Published: at 05:45 PMSuggest Changes
2 min read

Caching is the fastest way to make a slow app feel fast. It’s also the fastest way to introduce subtle bugs that only show up in production at 2am. I’ve been on both sides of that.

Cache-Aside (Lazy Loading)

This is the pattern I reach for 90% of the time. Check the cache, return if found, fetch from the database, store in cache, return. Simple, predictable, easy to reason about.

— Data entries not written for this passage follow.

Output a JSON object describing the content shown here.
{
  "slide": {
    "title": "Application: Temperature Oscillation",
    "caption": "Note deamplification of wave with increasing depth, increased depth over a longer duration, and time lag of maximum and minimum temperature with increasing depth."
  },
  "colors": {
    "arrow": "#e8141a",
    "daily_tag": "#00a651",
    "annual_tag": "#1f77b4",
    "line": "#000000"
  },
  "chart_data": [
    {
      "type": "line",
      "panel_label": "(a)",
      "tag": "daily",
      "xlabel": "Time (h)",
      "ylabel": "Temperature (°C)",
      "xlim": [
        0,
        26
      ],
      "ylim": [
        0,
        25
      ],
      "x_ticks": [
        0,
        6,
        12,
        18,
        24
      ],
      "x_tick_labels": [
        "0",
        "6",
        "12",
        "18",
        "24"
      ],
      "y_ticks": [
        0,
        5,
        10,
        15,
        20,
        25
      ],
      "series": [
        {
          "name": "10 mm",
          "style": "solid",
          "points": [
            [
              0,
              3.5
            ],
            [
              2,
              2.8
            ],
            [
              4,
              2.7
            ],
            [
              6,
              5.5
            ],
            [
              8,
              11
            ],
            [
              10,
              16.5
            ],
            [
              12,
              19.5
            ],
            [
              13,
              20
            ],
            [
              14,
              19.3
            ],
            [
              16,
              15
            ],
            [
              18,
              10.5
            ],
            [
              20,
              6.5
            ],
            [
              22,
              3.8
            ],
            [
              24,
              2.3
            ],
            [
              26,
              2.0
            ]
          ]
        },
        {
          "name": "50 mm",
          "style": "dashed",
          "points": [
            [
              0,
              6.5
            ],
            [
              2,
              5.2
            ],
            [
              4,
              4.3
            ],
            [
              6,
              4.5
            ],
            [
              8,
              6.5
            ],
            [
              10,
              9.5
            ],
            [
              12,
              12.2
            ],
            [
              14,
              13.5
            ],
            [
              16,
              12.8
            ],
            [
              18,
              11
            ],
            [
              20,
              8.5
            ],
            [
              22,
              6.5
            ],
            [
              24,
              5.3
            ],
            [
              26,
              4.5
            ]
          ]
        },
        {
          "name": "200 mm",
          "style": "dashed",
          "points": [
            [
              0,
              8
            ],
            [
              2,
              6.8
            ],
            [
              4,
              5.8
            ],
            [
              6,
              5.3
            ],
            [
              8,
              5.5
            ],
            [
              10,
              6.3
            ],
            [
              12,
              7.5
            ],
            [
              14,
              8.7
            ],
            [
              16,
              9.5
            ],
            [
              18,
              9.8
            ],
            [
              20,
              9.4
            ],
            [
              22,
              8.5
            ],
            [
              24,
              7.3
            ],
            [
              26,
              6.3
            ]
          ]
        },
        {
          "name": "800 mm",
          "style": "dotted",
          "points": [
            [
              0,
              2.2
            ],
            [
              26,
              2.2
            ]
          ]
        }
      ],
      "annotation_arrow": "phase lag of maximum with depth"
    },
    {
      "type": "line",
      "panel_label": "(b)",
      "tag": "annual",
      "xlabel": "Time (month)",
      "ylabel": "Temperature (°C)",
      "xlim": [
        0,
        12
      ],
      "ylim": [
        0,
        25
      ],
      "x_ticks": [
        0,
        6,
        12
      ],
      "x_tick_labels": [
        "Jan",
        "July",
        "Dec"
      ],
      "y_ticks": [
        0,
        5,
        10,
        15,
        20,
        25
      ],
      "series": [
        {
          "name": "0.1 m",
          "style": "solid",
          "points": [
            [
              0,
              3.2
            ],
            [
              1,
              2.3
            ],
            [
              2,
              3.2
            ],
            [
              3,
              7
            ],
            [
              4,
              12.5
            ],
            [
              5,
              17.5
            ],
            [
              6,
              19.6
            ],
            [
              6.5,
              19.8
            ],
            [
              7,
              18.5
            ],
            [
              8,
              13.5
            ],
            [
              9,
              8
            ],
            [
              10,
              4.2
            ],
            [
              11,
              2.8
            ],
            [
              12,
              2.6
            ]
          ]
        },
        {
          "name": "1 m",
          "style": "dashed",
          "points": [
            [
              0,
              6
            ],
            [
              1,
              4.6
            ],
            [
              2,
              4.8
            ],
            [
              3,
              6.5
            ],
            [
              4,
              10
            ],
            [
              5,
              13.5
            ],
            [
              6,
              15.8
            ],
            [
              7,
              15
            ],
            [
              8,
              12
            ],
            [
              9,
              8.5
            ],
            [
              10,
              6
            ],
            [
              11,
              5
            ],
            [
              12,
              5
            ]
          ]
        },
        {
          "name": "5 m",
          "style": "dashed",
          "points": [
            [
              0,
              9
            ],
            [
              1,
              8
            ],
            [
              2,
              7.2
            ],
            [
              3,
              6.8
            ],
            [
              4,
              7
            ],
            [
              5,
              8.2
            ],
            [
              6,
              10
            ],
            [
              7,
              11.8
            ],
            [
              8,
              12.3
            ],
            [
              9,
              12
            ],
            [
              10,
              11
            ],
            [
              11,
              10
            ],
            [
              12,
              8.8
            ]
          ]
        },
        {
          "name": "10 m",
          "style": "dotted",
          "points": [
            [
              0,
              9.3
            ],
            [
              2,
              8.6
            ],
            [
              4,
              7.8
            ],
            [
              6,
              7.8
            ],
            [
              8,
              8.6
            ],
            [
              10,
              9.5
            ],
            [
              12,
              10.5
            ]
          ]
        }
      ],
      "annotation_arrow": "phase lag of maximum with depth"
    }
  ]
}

async function getUserProfile(userId) {
  const cached = await redisClient.get(`user:${userId}`);
  if (cached) return JSON.parse(cached);

  const profile = await database.query("SELECT * FROM users WHERE id = ?", [
    userId,
  ]);
  await redisClient.set(`user:${userId}`, JSON.stringify(profile), "EX", 1800);
  return profile;
}

The downside? If the cache goes down, every request hits the database at full volume. I’ve seen Redis outages turn a healthy API into a smoldering crater because the fallback path wasn’t tested.

Write-Through

Update the cache and the database at the same time. More consistent, but writes are slower because you’re doing two operations. I use this for small, frequently-read records like user preferences or feature flags.

Write-Behind (Write-Back)

Write to cache immediately, flush to database later in batches. Fast writes, but you can lose data if the cache dies before the flush. I only use this for analytics counters and metrics where losing a few events is acceptable.

TTL: Your Safety Net

Every cached key should have a time-to-live. Even if you have explicit invalidation logic. I’ve debugged too many issues where “we clear the cache on update” turned out to miss an edge case. TTL is your insurance policy.

await redisClient.set(
  `weather:${cityId}`,
  JSON.stringify(forecast),
  "EX",
  1800
);

What I Don’t Do

  • Cache everything. Some data is cheaper to compute than to serialize, store, and deserialize.
  • Share cache keys across services without a namespace. user:123 means different things to different teams.
  • Assume cache invalidation is solved. It’s not. It’s just managed poorly in different ways.

The Real Rule

Cache data that is expensive to compute and slow to change. Invalidate aggressively when it does change. Measure cache hit rates in production. A 10% hit rate means your cache is useless; a 95% hit rate means you might be caching too aggressively and serving stale data.